End game: outlawing cash and total banker control
It was terrible Christmas present. The Santa Claus of the Federal Reserve, Janet Yellen, raised interest rates a week before the holiday.
Boom. A month later the stock market tanked. Economic coal in the stocking hung not so carefully over the mantle.
The Fed’s decision was not predicated on current inflation. It looked into its murky crystal ball and saw future inflation.
Hurdles have appeared, but the Fed has ignored them. The oil glut and falling prices have done little to nudge consumers into spending. Even with artifically inflated share prices, corporate profitability is tumbling. Industrial production is flat. A relatively strong dollar has made imported products cheaper. The Great recession refuses to abate.
Wall Street carnage is now the norm. Last week the Dow, S&P and the Nasdaq all took a serious beating.

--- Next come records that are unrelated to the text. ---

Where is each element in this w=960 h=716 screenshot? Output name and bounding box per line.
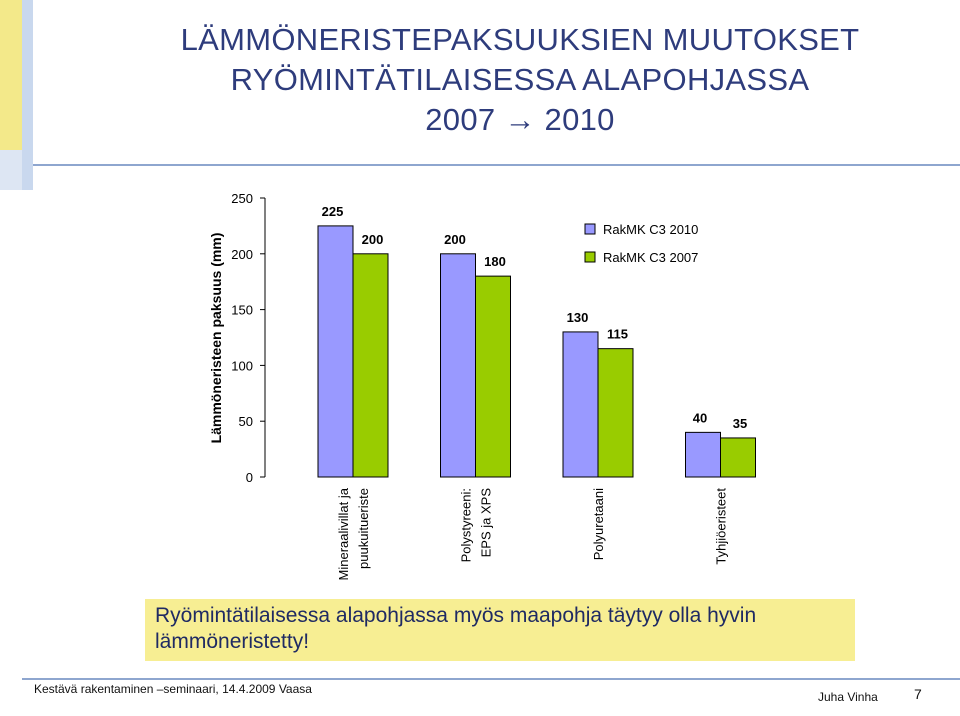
x-category-label: Polystyreeni: EPS ja XPS [459,488,494,563]
note-box: Ryömintätilaisessa alapohjassa myös maap… [145,599,855,661]
y-tick-label: 0 [246,470,253,485]
legend-swatch [584,223,596,235]
bar-2010 [685,431,721,478]
page-number: 7 [914,686,922,702]
x-category-label-line: puukuitueriste [356,488,371,569]
x-category-label-line: Polystyreeni: [459,488,474,562]
legend-swatch [584,251,596,263]
x-category-label-line: Mineraalivillat ja [336,487,351,580]
bar-2010 [317,225,354,478]
title-line-3: 2007 → 2010 [425,102,615,137]
y-tick-label: 150 [231,303,253,318]
data-label: 180 [484,254,506,269]
y-tick-label: 250 [231,191,253,206]
footer-event: Kestävä rakentaminen –seminaari, 14.4.20… [34,682,312,696]
y-tick-label: 100 [231,358,253,373]
data-label: 40 [693,410,707,425]
slide-title: LÄMMÖNERISTEPAKSUUKSIEN MUUTOKSET RYÖMIN… [100,20,940,140]
data-label: 200 [362,232,384,247]
bar-2007 [475,275,511,478]
data-label: 115 [607,327,628,342]
bar-2007 [352,253,389,478]
header-divider [33,164,960,166]
data-label: 130 [567,310,589,325]
decorative-blue-block [0,150,22,190]
bar-2010 [440,253,476,478]
legend-label: RakMK C3 2007 [603,250,698,265]
x-category-label-line: Polyuretaani [591,488,606,560]
x-category-label: Mineraalivillat ja puukuitueriste [336,487,371,580]
x-category-label: Tyhjiöeristeet [714,488,729,565]
data-label: 200 [444,232,466,247]
data-label: 35 [733,416,747,431]
y-tick-label: 200 [231,247,253,262]
legend-label: RakMK C3 2010 [603,222,698,237]
x-category-label-line: Tyhjiöeristeet [714,488,729,565]
bar-2010 [562,331,599,478]
title-line-1: LÄMMÖNERISTEPAKSUUKSIEN MUUTOKSET [180,22,860,57]
data-label: 225 [322,204,344,219]
y-axis-title: Lämmöneristeen paksuus (mm) [208,233,224,444]
bar-2007 [597,348,634,478]
bar-2007 [720,437,756,478]
footer-divider [22,678,960,680]
footer-author: Juha Vinha [818,690,878,704]
title-line-2: RYÖMINTÄTILAISESSA ALAPOHJASSA [230,62,810,97]
x-category-label: Polyuretaani [591,488,606,560]
decorative-blue-bar [22,0,33,190]
decorative-yellow-bar [0,0,22,150]
x-category-label-line: EPS ja XPS [479,488,494,558]
y-tick-label: 50 [239,414,253,429]
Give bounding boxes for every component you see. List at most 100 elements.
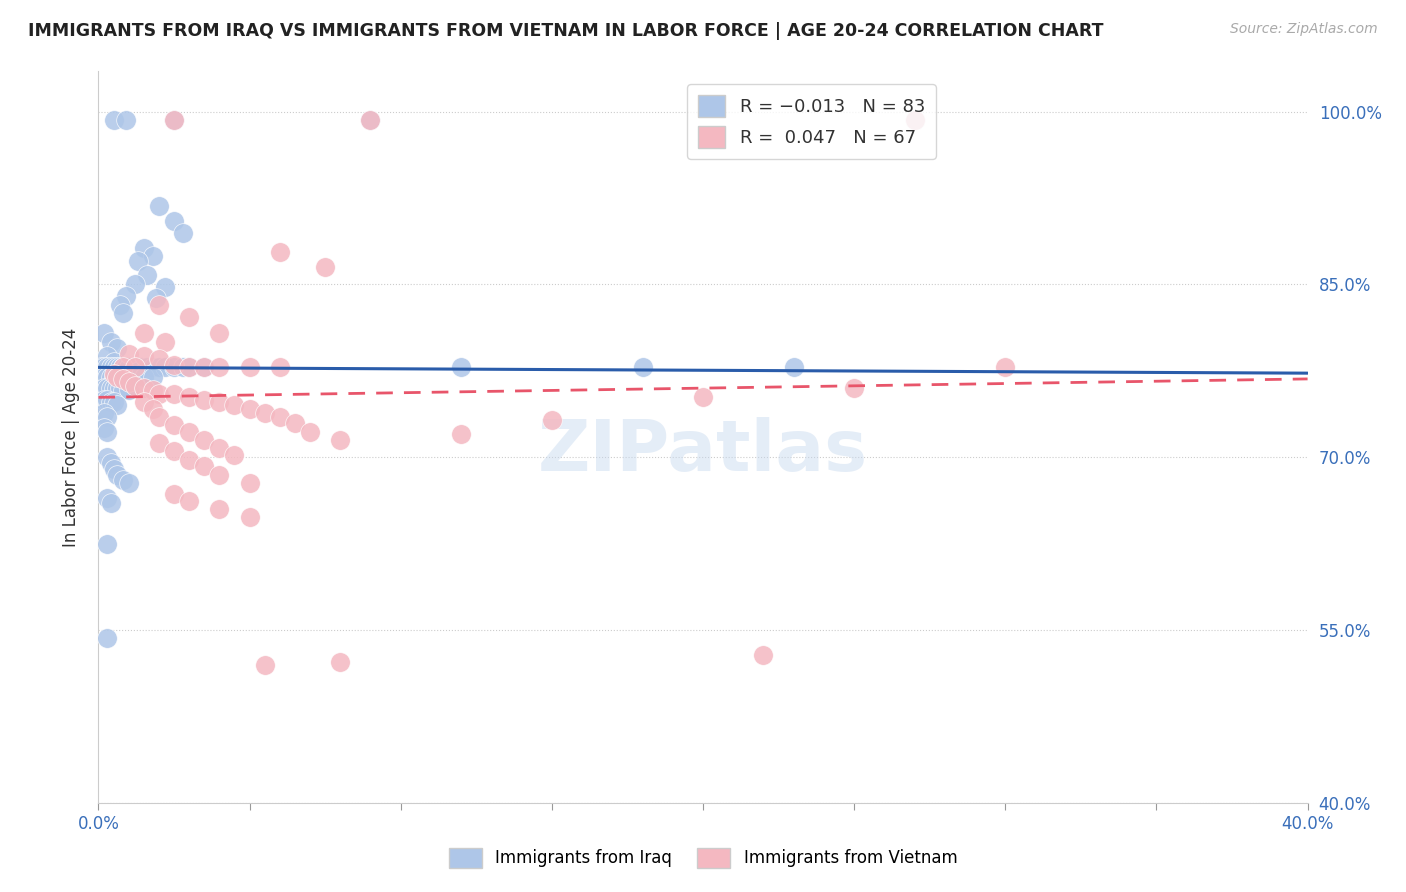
Point bbox=[114, 369, 136, 384]
Point bbox=[540, 413, 562, 427]
Point bbox=[179, 390, 201, 404]
Y-axis label: In Labor Force | Age 20-24: In Labor Force | Age 20-24 bbox=[62, 327, 80, 547]
Point bbox=[329, 655, 352, 669]
Point bbox=[132, 381, 155, 395]
Point bbox=[105, 398, 128, 412]
Point bbox=[132, 369, 155, 384]
Point bbox=[105, 369, 128, 384]
Point bbox=[314, 260, 336, 275]
Point bbox=[132, 349, 155, 363]
Point bbox=[239, 510, 262, 524]
Point bbox=[179, 360, 201, 375]
Point bbox=[269, 409, 291, 424]
Point bbox=[93, 381, 115, 395]
Point bbox=[103, 369, 125, 384]
Point bbox=[96, 631, 118, 645]
Point bbox=[163, 360, 186, 375]
Point bbox=[93, 326, 115, 340]
Point bbox=[179, 494, 201, 508]
Point bbox=[118, 346, 141, 360]
Point bbox=[299, 425, 322, 439]
Point bbox=[269, 245, 291, 260]
Point bbox=[844, 381, 866, 395]
Point bbox=[142, 360, 165, 375]
Point bbox=[179, 452, 201, 467]
Point bbox=[93, 369, 115, 384]
Point bbox=[103, 360, 125, 375]
Point bbox=[450, 427, 472, 442]
Point bbox=[208, 441, 231, 455]
Point bbox=[118, 369, 141, 384]
Point bbox=[239, 360, 262, 375]
Point bbox=[111, 369, 134, 384]
Point bbox=[208, 360, 231, 375]
Point bbox=[96, 450, 118, 465]
Point bbox=[163, 417, 186, 432]
Point bbox=[100, 456, 122, 470]
Point bbox=[114, 289, 136, 303]
Point bbox=[163, 112, 186, 127]
Point bbox=[163, 214, 186, 228]
Point bbox=[103, 381, 125, 395]
Point bbox=[105, 381, 128, 395]
Point bbox=[142, 249, 165, 263]
Point bbox=[172, 360, 194, 375]
Point bbox=[132, 241, 155, 255]
Point bbox=[103, 112, 125, 127]
Point bbox=[108, 369, 131, 384]
Point bbox=[108, 298, 131, 312]
Point bbox=[692, 390, 714, 404]
Point bbox=[239, 475, 262, 490]
Point bbox=[100, 360, 122, 375]
Point bbox=[108, 381, 131, 395]
Text: Source: ZipAtlas.com: Source: ZipAtlas.com bbox=[1230, 22, 1378, 37]
Point bbox=[111, 372, 134, 386]
Point bbox=[783, 360, 806, 375]
Point bbox=[148, 360, 170, 375]
Point bbox=[96, 349, 118, 363]
Point bbox=[105, 360, 128, 375]
Point bbox=[193, 459, 215, 474]
Point bbox=[118, 376, 141, 390]
Point bbox=[153, 279, 176, 293]
Point bbox=[96, 536, 118, 550]
Point bbox=[132, 395, 155, 409]
Point bbox=[124, 379, 146, 393]
Point bbox=[124, 277, 146, 292]
Point bbox=[148, 199, 170, 213]
Point bbox=[904, 112, 927, 127]
Point bbox=[142, 369, 165, 384]
Point bbox=[93, 360, 115, 375]
Point bbox=[96, 381, 118, 395]
Point bbox=[111, 384, 134, 398]
Point bbox=[124, 369, 146, 384]
Point bbox=[172, 226, 194, 240]
Point bbox=[163, 444, 186, 458]
Point bbox=[103, 462, 125, 476]
Point bbox=[124, 360, 146, 375]
Point bbox=[100, 496, 122, 510]
Point bbox=[135, 360, 157, 375]
Point bbox=[142, 401, 165, 416]
Point bbox=[127, 254, 149, 268]
Point bbox=[904, 112, 927, 127]
Point bbox=[124, 360, 146, 375]
Point bbox=[179, 360, 201, 375]
Point bbox=[135, 268, 157, 283]
Point bbox=[100, 334, 122, 349]
Point bbox=[129, 360, 152, 375]
Point bbox=[111, 360, 134, 375]
Point bbox=[752, 648, 775, 663]
Point bbox=[96, 491, 118, 505]
Point bbox=[193, 360, 215, 375]
Legend: R = −0.013   N = 83, R =  0.047   N = 67: R = −0.013 N = 83, R = 0.047 N = 67 bbox=[688, 84, 936, 159]
Point bbox=[148, 298, 170, 312]
Point bbox=[450, 360, 472, 375]
Point bbox=[118, 360, 141, 375]
Point bbox=[93, 421, 115, 435]
Point bbox=[96, 392, 118, 407]
Point bbox=[224, 398, 246, 412]
Point bbox=[193, 360, 215, 375]
Point bbox=[239, 401, 262, 416]
Point bbox=[93, 407, 115, 421]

The bear market is triumphant. Trillions of dollars of stock market value evaporated over night. Junk bonds have been hammered. Investors are scrambling for shelter.
“If I am right and we have just seen a cyclical bull market within a secular bear market, then the next recession will spell real trouble for investors ill-prepared for equity valuations to fall to new lows,” warned the Societe Generale economist Albert Edwards.
“Most believe a 75% equity bear market to be impossible. But those same people said something similar prior to the 2008 Global Financial Crisis. They, including the Fed, failed to predict the vulnerability of the US economy that would fall into deep recession, well before Lehmans went bust in September 2008.”
Edwards believes a reactive Federal Reserve “will fight the next bear market with every weapon available including deeply negative Fed Funds rates in addition to more QE. Indeed, negative policy rates will become ubiquitous.”
On Friday New York Federal Reserve President William Dudley said negative interest rates may be a tool.
Willem Buiter, Citicorp’s chief economist, thinks a negative interest rate around -6% is doable.
The end game is now in sight.
A Weapon to Outlaw Cash
In order for this to work the government must abolish cash.
“Strategies such as pushing interest rates into negative territory, outlawing cash, and sending electronic credits directly into private bank accounts may appear more palatable in the midst of market distress,” notes Michael Pento, president and founder of Pento Portfolio Strategies.
For the Fed and the bankers it serves, this is a wonderful idea. They want central control of the economy. In order to get the economy moving—and conversely slow it down—they can tax your excess account balance or raise the interest paid on account holdings. Monetary policy will be enforced with the flick of a switch.
“Such an approach would be a far more effective way to damp an overheated economy than today’s blunt tool of a rise in the central bank’s official interest rate,” notes Jim Leaviss.
For now, this scenario seems like a somewhat farfetched attempt to control the economy and dictate the spending and saving habits of Americans.
It may arrive sooner than you think.
“There’s a serious counterattack coming. It will be an attack on our supply lines. The cronies and the feds will attempt to cut off our finances and our line of retreat, trapping us between the anvil of the market’s deflation and the hammer of the Fed’s inflation. There will be no escape, no way out,” writes Bill Bonner.
“You will be completely surrounded. If the feds want to force you to spend… or invest… your money, they will simply impose a ‘negative interest rate.’ They will do this by simply imposing a fee, or tax, on deposits greater than the interest rate you receive on your savings.”